In what some are calling the second phase of the pandemic response, many schools from preschool through college are returning to academics this fall in person, online, or a combination of both. Parents must certainly be wondering how to get a better handle on food and nutrition in the home this time around.
“There certainly was a lot of mindless eating,” back in March, April and May, as families found themselves homebound and working/studying remotely, said Cathy Schneider, a clinical dietician at Backus Hospital in Norwich. “Any time you are eating in front of your screen, it’s easy to lose track of what you are doing. Suddenly, you’ve eaten the whole box.”
Heading into a new season of virtual work and school, Schneider said it can be most helpful to create a schedule similar to what one would have if you were attending school in person. Children aren’t allowed to eat all day at their desks, and they shouldn’t have that luxury during virtual school either.
Schneider recommends:
- Create and stick to a schedule.
- Schedule meals and snacks.
- Take “activity” breaks, so that everyone leaves their screens and moves around. It can be as short as 15 minutes a couple of times a day.
- Don’t eat in front of the computer.
- Prepare snacks and meals in advance to ensure proper protein, healthy fats, and good carbs are being consumed.
The best way to prep meals and snacks is to do it the same day you do your grocery shopping, Schneider said. “That way, as you are putting away the groceries, you are creating what you need for the week. Individually packaged hummus with raw veggies, yogurt with fruit, or cottage cheese with nuts or seeds means that the kids can easily grab a healthy snack.”
She said even the youngest children can learn independence with a designated “snack shelf” in the fridge or cupboard filled with prepackaged items.

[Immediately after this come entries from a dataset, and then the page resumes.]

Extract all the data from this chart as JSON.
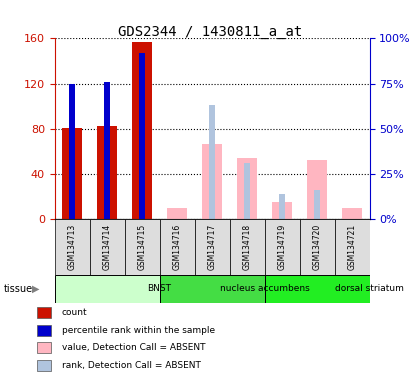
{
  "title": "GDS2344 / 1430811_a_at",
  "samples": [
    "GSM134713",
    "GSM134714",
    "GSM134715",
    "GSM134716",
    "GSM134717",
    "GSM134718",
    "GSM134719",
    "GSM134720",
    "GSM134721"
  ],
  "count_values": [
    81,
    82,
    157,
    0,
    0,
    0,
    0,
    0,
    0
  ],
  "percentile_rank_values": [
    75,
    76,
    92,
    0,
    0,
    0,
    0,
    0,
    0
  ],
  "absent_value": [
    0,
    0,
    0,
    10,
    66,
    54,
    15,
    52,
    10
  ],
  "absent_rank": [
    0,
    0,
    0,
    0,
    63,
    31,
    14,
    16,
    0
  ],
  "ylim_left": [
    0,
    160
  ],
  "ylim_right": [
    0,
    100
  ],
  "yticks_left": [
    0,
    40,
    80,
    120,
    160
  ],
  "yticks_right": [
    0,
    25,
    50,
    75,
    100
  ],
  "ytick_right_labels": [
    "0%",
    "25%",
    "50%",
    "75%",
    "100%"
  ],
  "color_count": "#CC1100",
  "color_rank": "#0000CC",
  "color_absent_value": "#FFB6C1",
  "color_absent_rank": "#B0C4DE",
  "tissue_data": [
    {
      "name": "BNST",
      "start": 0,
      "end": 3,
      "color": "#CCFFCC"
    },
    {
      "name": "nucleus accumbens",
      "start": 3,
      "end": 6,
      "color": "#44DD44"
    },
    {
      "name": "dorsal striatum",
      "start": 6,
      "end": 9,
      "color": "#22EE22"
    }
  ],
  "legend_items": [
    {
      "color": "#CC1100",
      "label": "count"
    },
    {
      "color": "#0000CC",
      "label": "percentile rank within the sample"
    },
    {
      "color": "#FFB6C1",
      "label": "value, Detection Call = ABSENT"
    },
    {
      "color": "#B0C4DE",
      "label": "rank, Detection Call = ABSENT"
    }
  ]
}
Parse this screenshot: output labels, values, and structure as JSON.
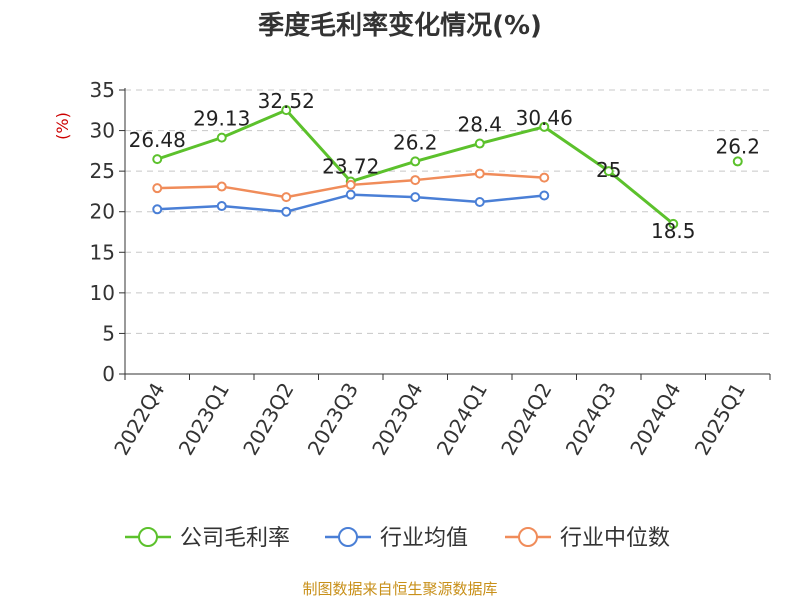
{
  "chart_data": {
    "type": "line",
    "title": "季度毛利率变化情况(%)",
    "ylabel": "(%)",
    "xlabel": "",
    "categories": [
      "2022Q4",
      "2023Q1",
      "2023Q2",
      "2023Q3",
      "2023Q4",
      "2024Q1",
      "2024Q2",
      "2024Q3",
      "2024Q4",
      "2025Q1"
    ],
    "ylim": [
      0,
      35
    ],
    "yticks": [
      0,
      5,
      10,
      15,
      20,
      25,
      30,
      35
    ],
    "grid": true,
    "legend_position": "bottom",
    "series": [
      {
        "name": "公司毛利率",
        "color": "#5cc12c",
        "values": [
          26.48,
          29.13,
          32.52,
          23.72,
          26.2,
          28.4,
          30.46,
          25,
          18.5,
          26.2
        ],
        "labels": [
          "26.48",
          "29.13",
          "32.52",
          "23.72",
          "26.2",
          "28.4",
          "30.46",
          "25",
          "18.5",
          "26.2"
        ],
        "breaks_after": [
          8
        ]
      },
      {
        "name": "行业均值",
        "color": "#4a7fd6",
        "values": [
          20.3,
          20.7,
          20.0,
          22.1,
          21.8,
          21.2,
          22.0,
          null,
          null,
          null
        ]
      },
      {
        "name": "行业中位数",
        "color": "#f08c5a",
        "values": [
          22.9,
          23.1,
          21.8,
          23.3,
          23.9,
          24.7,
          24.2,
          null,
          null,
          null
        ]
      }
    ]
  },
  "source": "制图数据来自恒生聚源数据库"
}
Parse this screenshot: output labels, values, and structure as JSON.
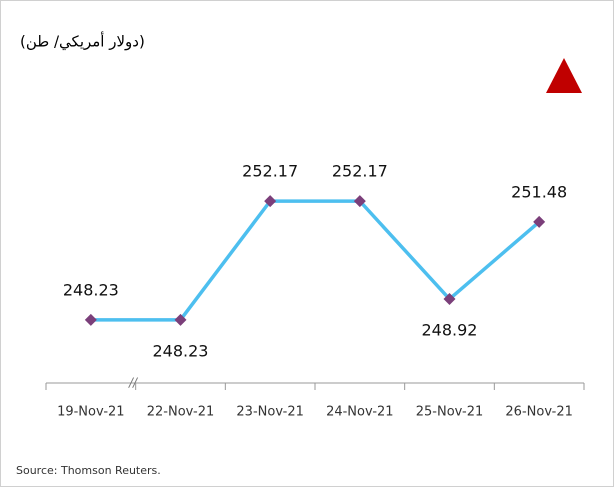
{
  "chart_data": {
    "type": "line",
    "title": "(دولار أمريكي/ طن)",
    "source": "Source: Thomson Reuters.",
    "categories": [
      "19-Nov-21",
      "22-Nov-21",
      "23-Nov-21",
      "24-Nov-21",
      "25-Nov-21",
      "26-Nov-21"
    ],
    "series": [
      {
        "color": "#4dbfef",
        "values": [
          248.23,
          248.23,
          252.17,
          252.17,
          248.92,
          251.48
        ]
      }
    ],
    "ylim": [
      246,
      254
    ],
    "marker_color": "#7b3f7a"
  }
}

High school and college-age children studying at home may be harder to control, she said. “Encourage fruits and veggies and make sure you have them,” Schneider said. “Buy single-serve packages of chips and cookies to discourage overeating. And air-popped corn is great because you can consume a large volume for not a lot of calories.”
And while the family may feel like they are already spending way too much time together, setting aside an hour for everyone to prepare and eat dinner together is real quality time that ensures good nutrition and a break from the screens, she noted.